Review the Relevant Time Periods
Will contests are typically concerned with three points in a decedent's life. What happened before the Will was signed, at the moment the Will was signed, and after the document was executed? Changes in attitudes, inconsistencies, different behaviors and perhaps even different mental conditions all weigh heavily on the success of any claim. The more your attorney knows about these moments, the better he or she is prepared to extract the relevant facts. Be prepared to provide your attorney with trustworthy individuals familiar with each point in time if possible.
Understand the Elements of Your Claim
You may find yourself attacking or defending the validity of a Will. Regardless of your position, your lawyer knows what factual elements must be present to give you any chance of a successful argument. For example, establishing that the decedent lacked the capacity to execute a Will requires the existence of specific facts. Your attorney knows them, and you should as well.

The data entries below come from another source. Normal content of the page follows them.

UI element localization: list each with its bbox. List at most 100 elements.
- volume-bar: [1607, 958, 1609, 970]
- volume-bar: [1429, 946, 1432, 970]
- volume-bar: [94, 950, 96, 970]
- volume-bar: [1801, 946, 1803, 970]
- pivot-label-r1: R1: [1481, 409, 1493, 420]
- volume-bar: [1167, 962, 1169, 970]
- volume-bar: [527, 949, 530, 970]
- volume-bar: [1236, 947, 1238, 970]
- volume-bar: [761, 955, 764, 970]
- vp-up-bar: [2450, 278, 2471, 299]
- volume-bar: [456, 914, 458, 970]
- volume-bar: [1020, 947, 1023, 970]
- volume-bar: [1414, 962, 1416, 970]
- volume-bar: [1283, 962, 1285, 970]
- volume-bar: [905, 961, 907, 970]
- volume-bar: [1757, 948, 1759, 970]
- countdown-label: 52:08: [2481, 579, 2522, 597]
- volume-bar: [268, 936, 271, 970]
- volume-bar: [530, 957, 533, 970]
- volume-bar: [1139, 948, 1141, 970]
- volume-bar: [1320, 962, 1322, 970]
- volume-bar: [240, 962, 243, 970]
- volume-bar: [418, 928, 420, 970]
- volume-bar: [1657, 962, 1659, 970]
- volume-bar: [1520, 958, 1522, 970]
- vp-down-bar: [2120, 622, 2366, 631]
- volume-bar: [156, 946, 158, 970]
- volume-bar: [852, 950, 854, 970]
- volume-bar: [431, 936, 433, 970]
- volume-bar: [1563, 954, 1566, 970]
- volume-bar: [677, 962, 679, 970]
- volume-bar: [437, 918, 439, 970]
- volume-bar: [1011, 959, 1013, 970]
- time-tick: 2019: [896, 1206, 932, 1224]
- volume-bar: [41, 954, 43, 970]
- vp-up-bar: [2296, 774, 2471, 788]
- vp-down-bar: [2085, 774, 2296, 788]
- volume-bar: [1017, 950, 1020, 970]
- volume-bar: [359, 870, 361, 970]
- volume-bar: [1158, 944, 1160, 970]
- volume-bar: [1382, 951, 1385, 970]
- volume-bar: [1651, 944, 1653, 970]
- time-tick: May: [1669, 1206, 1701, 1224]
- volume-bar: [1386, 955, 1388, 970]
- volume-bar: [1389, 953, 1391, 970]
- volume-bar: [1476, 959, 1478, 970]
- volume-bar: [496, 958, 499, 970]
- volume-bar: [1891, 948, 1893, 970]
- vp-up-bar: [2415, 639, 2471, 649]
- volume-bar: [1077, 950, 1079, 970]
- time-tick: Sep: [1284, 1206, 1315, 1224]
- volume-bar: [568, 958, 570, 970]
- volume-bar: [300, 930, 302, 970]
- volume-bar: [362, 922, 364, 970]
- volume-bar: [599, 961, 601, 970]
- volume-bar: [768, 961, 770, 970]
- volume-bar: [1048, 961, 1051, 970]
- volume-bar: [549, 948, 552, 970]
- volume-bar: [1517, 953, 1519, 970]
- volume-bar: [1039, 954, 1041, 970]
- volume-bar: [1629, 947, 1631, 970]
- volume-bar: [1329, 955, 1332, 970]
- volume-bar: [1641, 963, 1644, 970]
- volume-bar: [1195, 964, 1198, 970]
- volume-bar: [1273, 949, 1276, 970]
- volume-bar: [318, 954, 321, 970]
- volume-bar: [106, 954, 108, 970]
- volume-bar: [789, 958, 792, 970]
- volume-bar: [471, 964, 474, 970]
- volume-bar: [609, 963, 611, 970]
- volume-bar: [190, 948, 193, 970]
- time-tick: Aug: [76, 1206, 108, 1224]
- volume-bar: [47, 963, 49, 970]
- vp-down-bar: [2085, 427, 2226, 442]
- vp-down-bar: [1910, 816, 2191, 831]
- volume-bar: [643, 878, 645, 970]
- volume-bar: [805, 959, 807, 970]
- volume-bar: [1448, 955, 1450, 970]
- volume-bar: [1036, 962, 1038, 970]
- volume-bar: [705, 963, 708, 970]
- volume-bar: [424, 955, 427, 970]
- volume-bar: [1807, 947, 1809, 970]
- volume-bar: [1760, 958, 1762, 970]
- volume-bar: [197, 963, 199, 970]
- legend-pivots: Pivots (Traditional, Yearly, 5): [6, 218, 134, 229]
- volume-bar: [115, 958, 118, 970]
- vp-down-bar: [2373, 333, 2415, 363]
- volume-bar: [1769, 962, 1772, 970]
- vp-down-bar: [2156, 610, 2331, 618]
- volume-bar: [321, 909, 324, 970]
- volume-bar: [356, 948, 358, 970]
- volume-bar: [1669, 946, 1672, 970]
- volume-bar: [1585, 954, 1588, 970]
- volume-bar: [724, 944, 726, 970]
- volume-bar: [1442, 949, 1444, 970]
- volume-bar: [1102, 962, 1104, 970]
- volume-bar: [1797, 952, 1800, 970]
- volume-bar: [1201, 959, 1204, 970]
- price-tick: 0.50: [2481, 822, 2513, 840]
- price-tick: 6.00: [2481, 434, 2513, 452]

Your attorney is navigating you through a proceeding given only the facts as they learn them. The client, on the other hand, very often has the benefit of being able to apply their own lens to the issue, allowing them to look beyond bare facts and supplement them with family history, relationships with the decedent and other considerations. Leave the legal strategy to your attorney, but prepare yourself to give your lawyer the insight that only you might possess.
Keep Discovery to Truly Unknown Matters
Clients are often unable to provide their lawyer with a complete depiction of the entire estate at issue. Information regarding assets is often unknown or incomplete. Formal discovery can certainly be inexpensive, but it generally represents a significant portion of the overall fees incurred by a litigation client. Doing some digging and providing what you know to your attorney allows them to devote more time to the truly unknown while remaining efficient.
Public records can be helpful at early stages, and clients might have as much access to them as attorneys. For example, tax appraisal district records provide quick information related to real property. The Texas Comptroller's website might reveal unclaimed property that should be considered. Even the decedent's mail can often reveal an asset or source of income. If the decedent was acquainted with other professionals, like a CPA, make sure your attorney knows how to contact them. Help your lawyer help you.
Prepare for Compromise
Some cases are entirely one-sided. Many times, however, the truths of a case leave the parties somewhere in the middle of right and wrong. Add the expense of challenging or defending a Will and clients from both sides have every reason to resolve the issue by compromise rather than leave it to a judge or jury.
Your case may be appropriate for mediation, or the Court might even require the parties to give it a shot. As you move forward, know what items are on the table as well as those you are unwilling to budge on. Advise your attorney early and often of your realistic interest in reaching an agreement that both sides might find satisfactory.